Développer et pérenniser l’emploi des personnes en situation de handicap

Du 14 au 20 novembre 2016, c’est la 20ème Semaine européenne pour l’emploi des personnes handicapées (SEEPH).

A cette occasion, il est important de rappeler la mobilisation des acteurs de l’emploi et des partenaires sociaux sur le champ du handicap. C’est grâce à un accompagnement pérenne et de qualité que l’on facilite l’intégration des personnes en situation de handicap au monde du travail. Le cadre législatif permet également de mieux répondre à cette nécessité.

Les travailleurs en situation de handicap demeurent davantage concernés par le chômage que le reste de la population : 18%, soit près du double de la population active. L’un des enjeux est donc d’améliorer les conditions d’accès et de maintien de tous à l’emploi.

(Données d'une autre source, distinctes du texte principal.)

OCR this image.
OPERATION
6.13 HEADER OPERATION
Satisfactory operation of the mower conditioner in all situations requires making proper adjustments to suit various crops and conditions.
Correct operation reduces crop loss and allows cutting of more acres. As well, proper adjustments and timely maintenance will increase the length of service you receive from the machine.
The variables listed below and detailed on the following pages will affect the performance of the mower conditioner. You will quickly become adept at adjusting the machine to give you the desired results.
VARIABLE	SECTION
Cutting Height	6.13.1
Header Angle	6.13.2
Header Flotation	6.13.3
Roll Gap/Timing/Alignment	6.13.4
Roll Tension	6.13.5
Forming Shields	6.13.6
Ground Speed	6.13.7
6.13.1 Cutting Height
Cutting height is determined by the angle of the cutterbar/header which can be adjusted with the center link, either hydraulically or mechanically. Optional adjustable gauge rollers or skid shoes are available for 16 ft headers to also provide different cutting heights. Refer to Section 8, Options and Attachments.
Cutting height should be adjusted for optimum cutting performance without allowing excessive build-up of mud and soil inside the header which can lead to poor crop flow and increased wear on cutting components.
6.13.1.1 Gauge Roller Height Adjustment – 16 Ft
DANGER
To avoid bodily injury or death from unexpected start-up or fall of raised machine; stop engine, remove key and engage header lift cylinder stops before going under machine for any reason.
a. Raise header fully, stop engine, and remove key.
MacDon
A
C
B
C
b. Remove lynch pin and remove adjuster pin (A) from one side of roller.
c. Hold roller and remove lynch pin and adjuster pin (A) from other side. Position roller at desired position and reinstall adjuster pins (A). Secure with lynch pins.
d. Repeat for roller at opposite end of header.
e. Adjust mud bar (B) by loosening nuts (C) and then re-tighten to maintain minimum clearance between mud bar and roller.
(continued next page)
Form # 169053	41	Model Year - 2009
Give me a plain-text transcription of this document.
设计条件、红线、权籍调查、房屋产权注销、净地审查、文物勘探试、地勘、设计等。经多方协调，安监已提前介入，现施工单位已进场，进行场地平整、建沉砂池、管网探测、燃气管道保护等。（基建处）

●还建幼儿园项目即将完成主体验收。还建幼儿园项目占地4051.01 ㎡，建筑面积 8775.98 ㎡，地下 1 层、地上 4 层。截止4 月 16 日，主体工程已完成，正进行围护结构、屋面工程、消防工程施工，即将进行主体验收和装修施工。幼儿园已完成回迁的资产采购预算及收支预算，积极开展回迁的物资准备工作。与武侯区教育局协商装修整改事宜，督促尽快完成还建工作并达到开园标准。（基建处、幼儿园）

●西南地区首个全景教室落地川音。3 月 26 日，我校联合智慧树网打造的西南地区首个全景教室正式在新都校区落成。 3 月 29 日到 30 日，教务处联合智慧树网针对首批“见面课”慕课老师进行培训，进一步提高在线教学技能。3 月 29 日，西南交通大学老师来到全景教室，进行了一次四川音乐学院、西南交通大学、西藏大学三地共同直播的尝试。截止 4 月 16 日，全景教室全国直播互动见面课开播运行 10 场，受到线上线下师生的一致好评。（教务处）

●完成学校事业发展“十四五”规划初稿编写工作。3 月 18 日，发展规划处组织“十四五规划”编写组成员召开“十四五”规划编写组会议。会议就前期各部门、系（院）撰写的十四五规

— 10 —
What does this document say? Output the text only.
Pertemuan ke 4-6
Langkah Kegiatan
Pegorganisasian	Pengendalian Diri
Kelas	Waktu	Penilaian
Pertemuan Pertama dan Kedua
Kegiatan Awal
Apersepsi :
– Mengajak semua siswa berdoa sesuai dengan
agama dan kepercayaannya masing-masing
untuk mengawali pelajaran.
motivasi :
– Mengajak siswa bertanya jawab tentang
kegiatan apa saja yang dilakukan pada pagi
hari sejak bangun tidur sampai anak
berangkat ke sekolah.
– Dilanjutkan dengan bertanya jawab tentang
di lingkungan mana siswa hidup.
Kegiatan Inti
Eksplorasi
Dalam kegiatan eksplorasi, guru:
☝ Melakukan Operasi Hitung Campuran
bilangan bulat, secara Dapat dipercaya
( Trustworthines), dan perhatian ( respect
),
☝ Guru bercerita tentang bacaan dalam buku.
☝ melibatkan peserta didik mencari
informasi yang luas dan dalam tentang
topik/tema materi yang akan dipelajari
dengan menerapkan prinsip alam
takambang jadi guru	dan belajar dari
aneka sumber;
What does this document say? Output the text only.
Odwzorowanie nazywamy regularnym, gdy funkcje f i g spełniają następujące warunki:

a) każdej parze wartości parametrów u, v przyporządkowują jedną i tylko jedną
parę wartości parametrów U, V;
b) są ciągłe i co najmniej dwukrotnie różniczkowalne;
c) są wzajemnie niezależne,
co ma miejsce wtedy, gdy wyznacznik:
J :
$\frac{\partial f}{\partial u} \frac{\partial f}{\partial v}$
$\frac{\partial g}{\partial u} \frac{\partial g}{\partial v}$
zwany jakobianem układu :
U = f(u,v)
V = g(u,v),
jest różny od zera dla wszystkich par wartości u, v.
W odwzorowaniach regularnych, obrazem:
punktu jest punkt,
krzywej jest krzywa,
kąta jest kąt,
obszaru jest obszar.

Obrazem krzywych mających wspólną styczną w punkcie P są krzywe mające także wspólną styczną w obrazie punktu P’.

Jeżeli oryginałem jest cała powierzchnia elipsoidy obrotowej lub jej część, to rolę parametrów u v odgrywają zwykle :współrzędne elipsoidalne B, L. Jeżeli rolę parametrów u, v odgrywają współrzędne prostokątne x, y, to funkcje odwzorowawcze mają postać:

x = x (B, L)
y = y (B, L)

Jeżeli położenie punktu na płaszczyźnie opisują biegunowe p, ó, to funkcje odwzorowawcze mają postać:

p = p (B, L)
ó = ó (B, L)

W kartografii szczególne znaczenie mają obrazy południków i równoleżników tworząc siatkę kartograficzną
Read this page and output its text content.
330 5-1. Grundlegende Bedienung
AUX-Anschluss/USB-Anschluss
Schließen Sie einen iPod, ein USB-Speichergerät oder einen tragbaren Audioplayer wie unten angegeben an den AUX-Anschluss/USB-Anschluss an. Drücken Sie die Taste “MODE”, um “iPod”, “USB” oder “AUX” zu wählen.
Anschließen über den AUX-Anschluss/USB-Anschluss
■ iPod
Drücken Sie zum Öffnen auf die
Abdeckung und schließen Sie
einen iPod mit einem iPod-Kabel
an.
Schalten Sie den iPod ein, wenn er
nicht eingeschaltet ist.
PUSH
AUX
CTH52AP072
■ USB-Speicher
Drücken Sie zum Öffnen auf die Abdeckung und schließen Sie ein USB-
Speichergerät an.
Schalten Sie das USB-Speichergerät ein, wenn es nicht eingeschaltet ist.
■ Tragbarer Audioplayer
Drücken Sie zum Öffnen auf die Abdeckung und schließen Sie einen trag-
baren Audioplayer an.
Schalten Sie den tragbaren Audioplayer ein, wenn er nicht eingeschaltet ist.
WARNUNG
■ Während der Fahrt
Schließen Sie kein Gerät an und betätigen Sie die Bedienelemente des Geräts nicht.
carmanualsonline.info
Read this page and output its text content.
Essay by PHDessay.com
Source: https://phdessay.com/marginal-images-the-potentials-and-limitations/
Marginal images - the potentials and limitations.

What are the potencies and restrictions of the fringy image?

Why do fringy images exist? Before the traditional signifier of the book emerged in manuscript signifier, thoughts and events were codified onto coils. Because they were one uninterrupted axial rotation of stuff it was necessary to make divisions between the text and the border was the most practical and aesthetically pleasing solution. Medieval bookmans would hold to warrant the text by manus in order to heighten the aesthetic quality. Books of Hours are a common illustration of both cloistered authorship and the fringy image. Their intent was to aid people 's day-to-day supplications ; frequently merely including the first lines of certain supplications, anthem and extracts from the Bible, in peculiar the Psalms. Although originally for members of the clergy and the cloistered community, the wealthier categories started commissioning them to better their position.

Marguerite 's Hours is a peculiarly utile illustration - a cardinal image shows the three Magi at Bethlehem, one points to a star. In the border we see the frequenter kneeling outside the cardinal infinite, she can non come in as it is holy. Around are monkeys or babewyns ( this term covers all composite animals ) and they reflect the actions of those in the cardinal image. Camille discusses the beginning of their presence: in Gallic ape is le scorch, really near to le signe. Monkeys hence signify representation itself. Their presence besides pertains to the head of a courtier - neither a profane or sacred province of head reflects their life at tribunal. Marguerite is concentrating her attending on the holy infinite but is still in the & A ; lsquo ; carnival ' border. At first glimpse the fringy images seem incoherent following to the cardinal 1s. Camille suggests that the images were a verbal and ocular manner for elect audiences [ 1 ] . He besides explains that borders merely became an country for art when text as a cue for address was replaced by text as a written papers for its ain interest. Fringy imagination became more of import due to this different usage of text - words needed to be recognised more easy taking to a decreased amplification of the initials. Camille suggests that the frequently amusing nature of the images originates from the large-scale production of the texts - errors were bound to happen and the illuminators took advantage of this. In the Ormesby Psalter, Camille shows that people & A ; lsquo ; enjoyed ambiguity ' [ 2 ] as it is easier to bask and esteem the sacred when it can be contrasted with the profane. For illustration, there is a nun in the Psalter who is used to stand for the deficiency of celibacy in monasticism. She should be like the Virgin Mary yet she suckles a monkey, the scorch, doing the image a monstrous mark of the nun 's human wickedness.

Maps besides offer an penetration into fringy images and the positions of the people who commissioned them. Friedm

L’emploi accompagné pour les personnes handicapées est un dispositif désormais reconnu juridiquement, qui s’inscrit dans le cadre de la Loi Travail.
Il doit permettre de sécuriser et de fluidifier le parcours professionnel d’une personne en situation de handicap en milieu ordinaire de travail (ainsi qu’à sa famille), grâce à un accompagnement pérenne de la personne, mais également de son employeur et du collectif de travail.

Les travailleurs reconnus handicapés seront orientés dès l’embauche vers le médecin du travail pour bénéficier du suivi individuel renforcé de son état de santé dès la visite d’information et de prévention réalisée à l’embauche.

La Loi Travail a également acté, à compter du 1er janvier 2018, le rapprochement au sein d’un opérateur unique des missions relevant du placement (Cap emploi) et du maintien dans l’emploi des travailleurs handicapés (Sameth). Objectif  : inscrire l’accompagnement des personnes handicapées dans la durée grâce à une plus grande intégration et une plus grande continuité de l’offre de service depuis la recherche d’emploi jusque dans l’emploi.

Dans le domaine de la formation professionnelle, la Loi Travail crée à partir du 1er janvier 2017, le compte personnel d’activité (CPA), qui intègre le compte personnel de formation (CPF) et qui permettra aux salariés qui n’ont pas obtenu un premier niveau de certification de type CAP, d’obtenir chaque année 48 heures de formations, au lieu de 24. Le plafond du nombre d’heures cumulables est porté à 400 heures contre 150 heures pour les autres salariés.
Ces dispositions devraient être particulièrement favorables aux travailleurs handicapés, puisque plus du quart des demandeurs d’emploi bénéficiaires de l’obligation d’emploi, ont un niveau de formation inférieur au CAP.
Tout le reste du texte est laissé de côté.